Analysis
Pakistan’s Economic Growth: Resilience Amid Challenges
Pakistan’s Economic Survey for FY2025–26, presented by Finance Minister Muhammad Aurangzeb in June, recorded GDP growth of 3.7%, the fastest pace in four years and above the prior year’s 3.18%, though still short of the government’s 4.2% target (Dawn). The KSE-100 index climbed 18.4% in the July–March period, public debt-to-GDP fell to 68.5% from 75% in 2023, and the fiscal deficit narrowed to 0.7% of GDP. Yet the IMF’s own July update projects Pakistan will miss its FY27 growth target too, holding its 3.6% 2026 estimate broadly unchanged from April (ProPakistani).
The Headline Resilience Story Most Coverage Repeats
Local press has largely framed the survey as a story of “resilience and discipline,” pointing to reserves built through the IMF’s Extended Fund Facility, a primary surplus, and Naya Pakistan Certificate inflows of $2 billion contributing to $6.1 billion in external budgetary disbursements (Dawn). That framing is accurate but incomplete.
What the IMF Country Report Actually Flags
The Fund’s most recent Article IV-linked staff report highlights a structural vulnerability that has received far less attention: Pakistan’s remittance dependence on the Gulf Cooperation Council. Remittances account for roughly 9% of GDP, and 55% of that flow originates in GCC states. The report warns explicitly that a significant disruption to Gulf economies, or a return migration of Pakistani workers, “could weigh on these flows, a major source of financing for consumption and the balance of payments” (IMF Country Report 26/101). With GCC banks also Pakistan’s primary source of short-term commercial financing, any deterioration in regional risk sentiment tied to the Iran war threatens both sides of the external accounts simultaneously.
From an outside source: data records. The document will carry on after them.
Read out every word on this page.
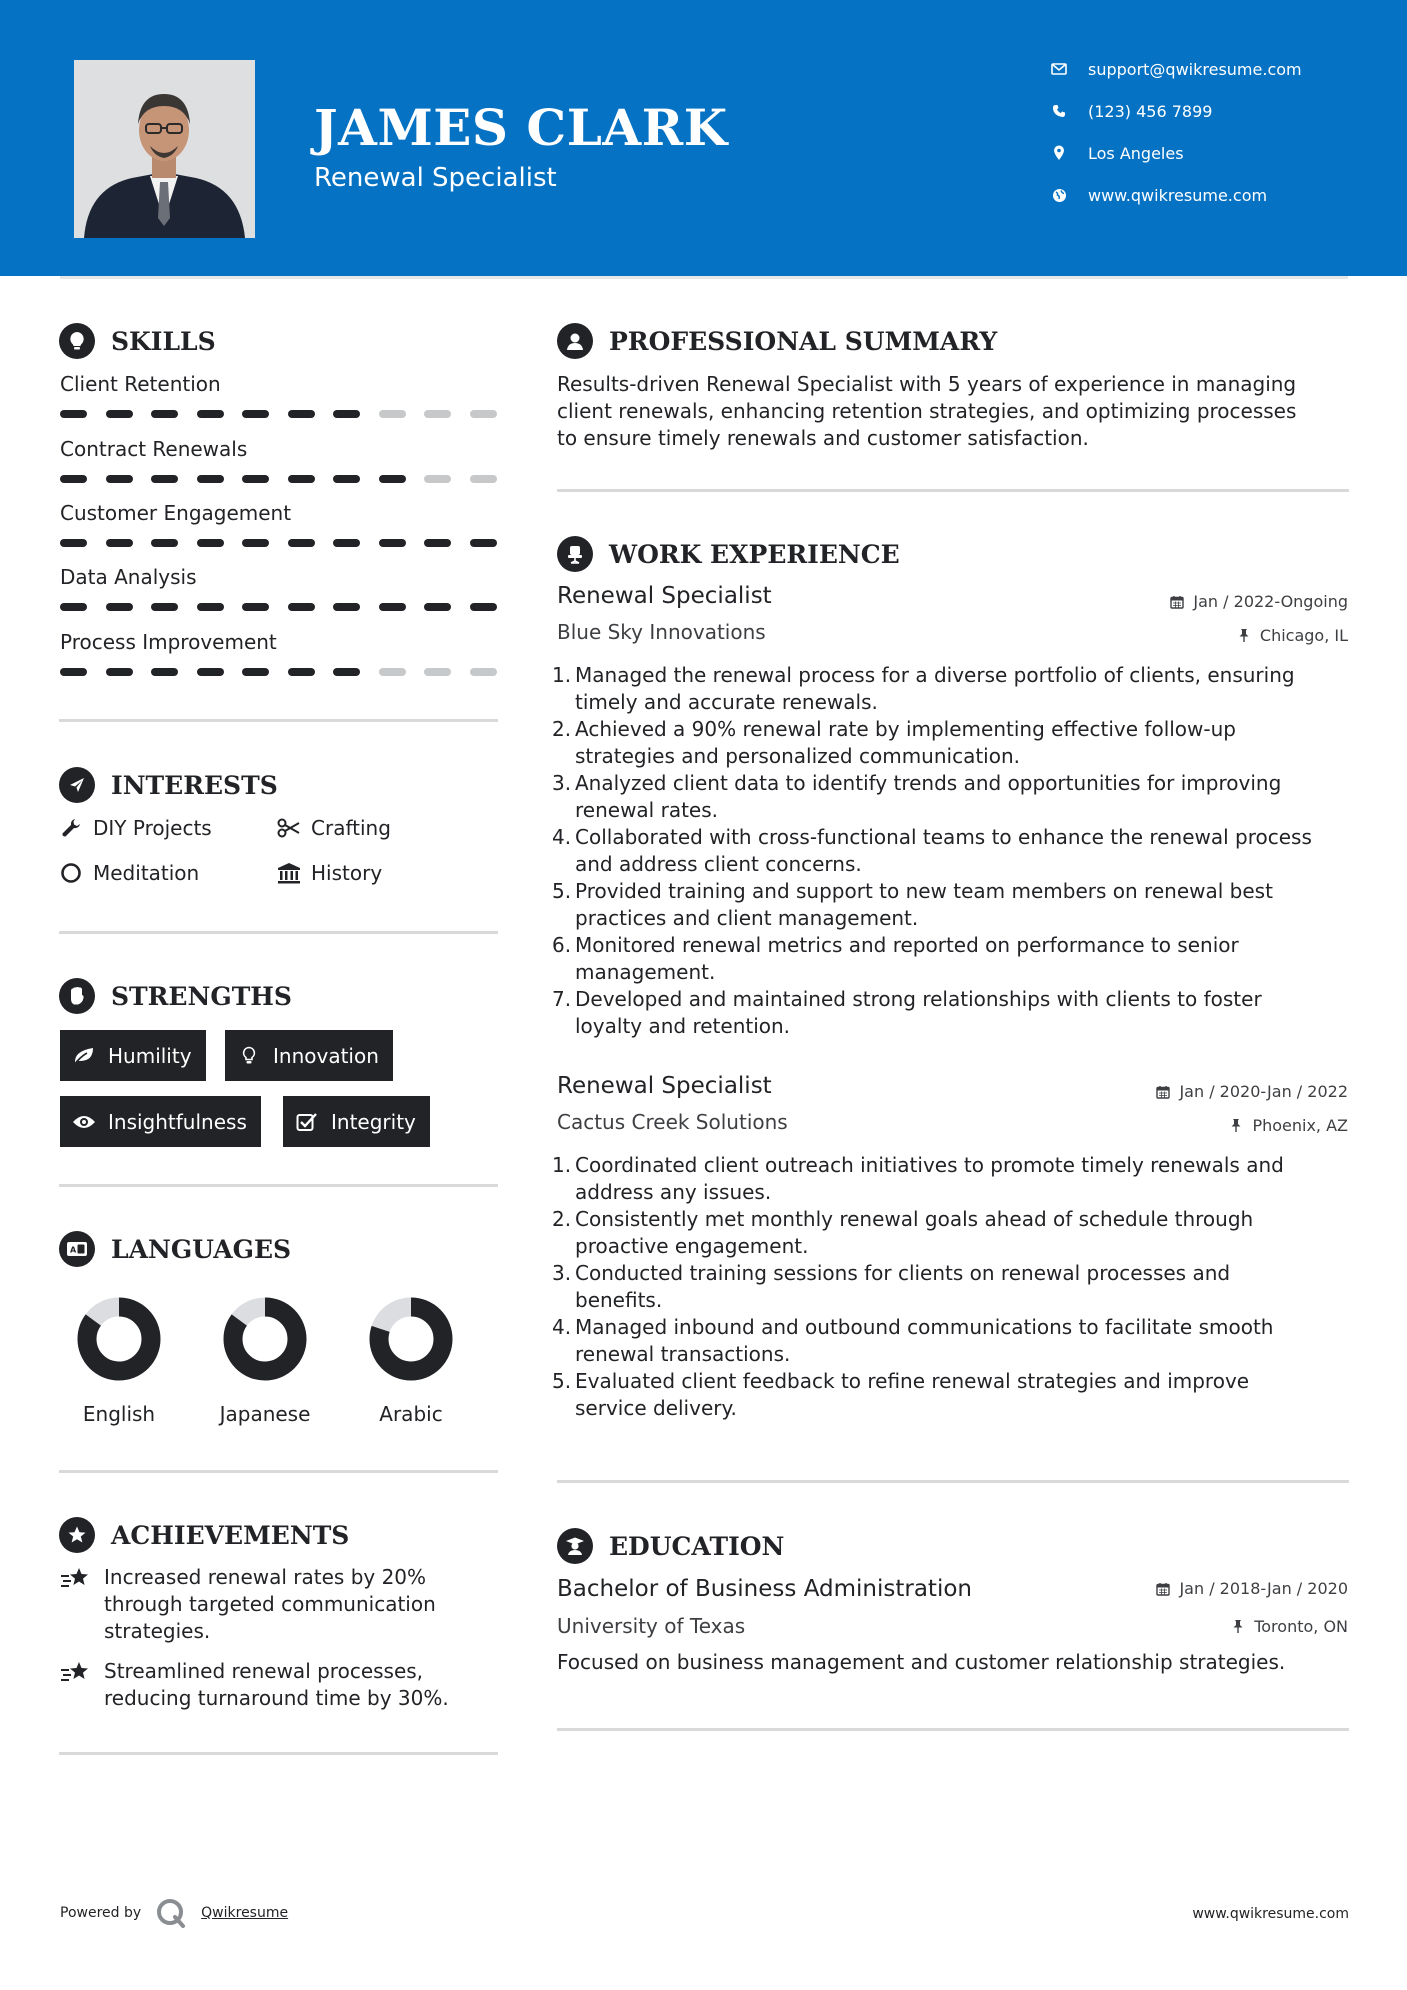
JAMES CLARK
Renewal Specialist
support@qwikresume.com
(123) 456 7899
Los Angeles
www.qwikresume.com
SKILLS
Client Retention
Contract Renewals
Customer Engagement
Data Analysis
Process Improvement
INTERESTS
DIY Projects	Crafting
Meditation	History
STRENGTHS
Humility	Innovation
Insightfulness	Integrity
A LANGUAGES
English	Japanese	Arabic
ACHIEVEMENTS
Increased renewal rates by 20%
through targeted communication
strategies.
Streamlined renewal processes,
reducing turnaround time by 30%.
PROFESSIONAL SUMMARY
Results-driven Renewal Specialist with 5 years of experience in managing
client renewals, enhancing retention strategies, and optimizing processes
to ensure timely renewals and customer satisfaction.
WORK EXPERIENCE
Renewal Specialist	Jan / 2022-Ongoing
Blue Sky Innovations	Chicago, IL
1. Managed the renewal process for a diverse portfolio of clients, ensuring
timely and accurate renewals.
2. Achieved a 90% renewal rate by implementing effective follow-up
strategies and personalized communication.
3. Analyzed client data to identify trends and opportunities for improving
renewal rates.
4. Collaborated with cross-functional teams to enhance the renewal process
and address client concerns.
5. Provided training and support to new team members on renewal best
practices and client management.
6. Monitored renewal metrics and reported on performance to senior
management.
7. Developed and maintained strong relationships with clients to foster
loyalty and retention.
Renewal Specialist	Jan / 2020-Jan / 2022
Cactus Creek Solutions	Phoenix, AZ
1. Coordinated client outreach initiatives to promote timely renewals and
address any issues.
2. Consistently met monthly renewal goals ahead of schedule through
proactive engagement.
3. Conducted training sessions for clients on renewal processes and
benefits.
4. Managed inbound and outbound communications to facilitate smooth
renewal transactions.
5. Evaluated client feedback to refine renewal strategies and improve
service delivery.
EDUCATION
Bachelor of Business Administration	Jan / 2018-Jan / 2020
University of Texas	Toronto, ON
Focused on business management and customer relationship strategies.
Powered by	Qwikresume	www.qwikresume.com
Inflation Is Not as Tame as the Growth Number Suggests
Core inflation stood at 7.6% year-on-year in March, and headline inflation rose to 7.3% as higher commodity prices began passing through to domestic energy costs — a direct transmission channel from the Strait of Hormuz disruption. The State Bank of Pakistan held its policy rate at 10.5% through January and March after a 50-basis-point cut in December, while projecting reserves to climb to roughly $18 billion by June 2026, contingent on continued IMF program access (IMF Country Report 26/101).
The FY27 Revenue Gap
Achieving Pakistan’s FY27 fiscal target requires additional revenue measures worth 0.6% of GDP, according to the Fund, to correct chronically low tax buoyancy. An FBR revenue collection floor is proposed as a quantitative performance criterion from December 2026, alongside provincial efforts to broaden the GST base on services — reforms that carry real political cost in an economy still recovering from last year’s floods, which nonetheless pushed FY26 H1 growth to 3.8% on the back of autos, construction and garments.
Why This Is the Uncovered Story
Most business coverage of Pakistan’s economy treats the growth and inflation numbers in isolation from the geopolitical risk running through the Gulf. The IMF’s own modelling shows the adverse Iran-war scenario could add up to 1.5 percentage points of cumulative GDP damage by FY27, with the current account deficit and inflation impact both roughly doubling relative to a pre-conflict baseline. That is the number that determines whether Islamabad’s hard-won reserve buffer holds — not the headline growth print alone.